Falei em torreão porque, no ângulo da Biblioteca, há uma coisa que deve ser o que se chama um torreão. A borboleta
subiu um pouco por fora do torreão: por um instante acreditei que ela fosse voltar, mas continuou ao longo da parede. Em
certo momento desceu até perto da minha cabeça, como se quisesse assegurar-se de que eu a seguia, como se me quisesse
dizer: "estou aqui".
Logo subiu novamente, foi subindo, até ficar em face de um leão... sim, há uma cabeça de leão, aliás há várias, cada
uma com uma espécie de argola na boca, na Biblioteca. A pequenina borboleta amarela passou junto ao focinho da fera,
aparentemente sem o menor susto. Minha intrépida, pequenina, vibrante borboleta amarela! pensei eu. Que fazes aqui, sozinha,
longe de tuas irmãs que talvez estejam agora mesmo adejando em bando álacre na beira de um regato, entre moitas amigas
– e aonde vais sobre o cimento e o asfalto, nessa hora em que já começa a escurecer, oh tola, oh tonta, oh querida
pequena borboleta amarela! Vieste talvez de Goiás, escondida dentro de algum avião; saíste no Calabouço, olhaste pela
primeira vez o mar, depois...
Mas um amigo me bateu nas costas, me perguntou "como vai bichão, o que é que você está vendo aí?" Levei um grande
susto, e tive vergonha de dizer que estava olhando uma borboleta; ele poderia chegar em casa e dizer: "encontrei hoje o
Rubem, na cidade, parece que estava caçando borboleta".

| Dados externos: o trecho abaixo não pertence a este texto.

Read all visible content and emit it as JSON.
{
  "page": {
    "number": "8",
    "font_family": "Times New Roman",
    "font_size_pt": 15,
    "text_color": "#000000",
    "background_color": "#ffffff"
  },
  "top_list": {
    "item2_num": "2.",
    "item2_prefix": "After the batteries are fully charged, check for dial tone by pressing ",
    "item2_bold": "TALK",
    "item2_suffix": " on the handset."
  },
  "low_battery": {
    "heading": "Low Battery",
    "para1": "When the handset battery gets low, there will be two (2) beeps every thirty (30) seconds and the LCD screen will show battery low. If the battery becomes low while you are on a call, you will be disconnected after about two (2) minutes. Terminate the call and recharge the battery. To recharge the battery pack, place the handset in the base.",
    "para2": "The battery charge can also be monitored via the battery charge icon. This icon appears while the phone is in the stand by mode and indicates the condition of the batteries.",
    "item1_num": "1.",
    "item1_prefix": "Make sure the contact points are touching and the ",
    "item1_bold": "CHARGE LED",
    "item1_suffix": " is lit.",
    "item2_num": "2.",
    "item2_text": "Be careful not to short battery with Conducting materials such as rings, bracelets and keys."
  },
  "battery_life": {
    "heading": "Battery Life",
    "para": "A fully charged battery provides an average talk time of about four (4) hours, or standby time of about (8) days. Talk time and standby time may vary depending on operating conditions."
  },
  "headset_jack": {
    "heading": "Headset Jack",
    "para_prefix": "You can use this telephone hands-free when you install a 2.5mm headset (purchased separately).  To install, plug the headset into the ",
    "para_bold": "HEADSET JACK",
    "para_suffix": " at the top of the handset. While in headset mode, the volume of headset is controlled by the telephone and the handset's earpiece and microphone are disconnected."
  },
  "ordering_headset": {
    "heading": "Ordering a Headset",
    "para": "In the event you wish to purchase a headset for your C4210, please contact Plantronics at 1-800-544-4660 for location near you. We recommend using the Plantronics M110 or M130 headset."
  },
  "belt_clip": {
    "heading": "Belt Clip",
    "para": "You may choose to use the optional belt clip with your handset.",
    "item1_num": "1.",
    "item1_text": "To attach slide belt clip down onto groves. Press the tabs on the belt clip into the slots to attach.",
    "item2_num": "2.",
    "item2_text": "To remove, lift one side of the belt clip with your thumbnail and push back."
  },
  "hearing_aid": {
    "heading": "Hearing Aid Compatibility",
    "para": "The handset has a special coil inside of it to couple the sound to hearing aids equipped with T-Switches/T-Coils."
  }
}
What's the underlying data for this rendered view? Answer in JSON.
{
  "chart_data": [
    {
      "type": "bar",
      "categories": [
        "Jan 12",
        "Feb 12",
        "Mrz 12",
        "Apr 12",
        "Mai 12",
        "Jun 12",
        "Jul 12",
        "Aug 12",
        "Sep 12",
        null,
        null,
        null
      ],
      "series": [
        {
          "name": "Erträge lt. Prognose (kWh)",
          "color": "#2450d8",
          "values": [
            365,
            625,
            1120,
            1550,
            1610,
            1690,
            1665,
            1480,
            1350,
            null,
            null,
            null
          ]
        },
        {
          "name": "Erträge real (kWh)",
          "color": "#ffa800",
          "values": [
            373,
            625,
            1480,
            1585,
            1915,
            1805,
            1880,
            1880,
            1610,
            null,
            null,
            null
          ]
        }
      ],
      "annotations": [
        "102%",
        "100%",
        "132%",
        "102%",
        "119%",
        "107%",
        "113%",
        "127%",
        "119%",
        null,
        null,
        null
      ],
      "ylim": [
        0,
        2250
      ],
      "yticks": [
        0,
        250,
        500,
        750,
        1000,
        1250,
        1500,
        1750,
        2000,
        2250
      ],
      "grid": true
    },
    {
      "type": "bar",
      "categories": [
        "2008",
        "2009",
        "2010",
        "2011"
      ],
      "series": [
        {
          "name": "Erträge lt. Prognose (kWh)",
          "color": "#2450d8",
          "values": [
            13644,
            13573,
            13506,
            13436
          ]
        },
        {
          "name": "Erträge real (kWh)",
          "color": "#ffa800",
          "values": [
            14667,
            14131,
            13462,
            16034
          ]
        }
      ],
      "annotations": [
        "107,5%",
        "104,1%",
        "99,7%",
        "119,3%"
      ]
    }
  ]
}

Lembrei-me de uma história de Lúcio Cardoso, que trabalhava na Agência Nacional: Um dia acordou cedo para ir
trabalhar; não estava se sentindo muito bem. Chegou a se vestir, descer, andar um pouco junto da Lagoa, esperando condução,
depois viu que não estava mesmo bem, resolveu voltar para casa, telefonou para um colega, explicou que estava gripado, até
chegara a se vestir para ir trabalhar, mas estava um dia feio, com um vento ruim, ficou com medo de piorar – e demorou um
pouco no bate-papo, falou desse vento, você sabe (era o noroeste) que arrasta muita folha seca, com certeza mais tarde vai
chover etc., etc..
quando o chefe do Lúcio perguntou por ele, o outro disse: "Ah, o Lúcio hoje não vem não. Ele telefonou, disse que até
saiu de casa, mas no caminho encontrou uma folha seca, de maneira que não pode vir e voltou para casa."
Foi a história que lembrei naquele instante. Tive – por que não confessar? – tive certa vergonha de minha
borboletinha amarela. Mas enquanto trocava algumas palavras com o amigo, procurando despachá-lo, eu ainda vigiava a minha
borboleta. O amigo foi-se. Por um instante julguei, aflito, que tivesse perdido a borboleta de vista. Não. De maneira que vocês
tenham paciência: na outra crônica, vai ter mais história de borboleta.
***
Mas, como eu ia dizendo, a borboleta chegou à esquina de Araújo Porto Alegre com a Avenida Rio Branco; dobrou à
esquerda, como quem vai entrar na Biblioteca Nacional pela escada do lado, e chegou até perto da estátua de uma senhora
nua que ali existe; voltou; subiu, subiu até mais além da copa das árvores que há na esquina – e se perdeu.
Está claro que esta é a minha maneira de dizer as coisas; na verdade, ela não se perdeu; eu é que a perdi de vista. Era
muito pequena, e assim, no alto, contra a luz do céu esbranquiçado da tardinha, não era fácil vê-la. Cuidei um instante que
atravessava a Avenida em direção à estátua de Chopin; mas o que eu via era apenas um pedaço de papel jogado de não sei
onde. Essa falsa pista foi que me fez perder a borboleta.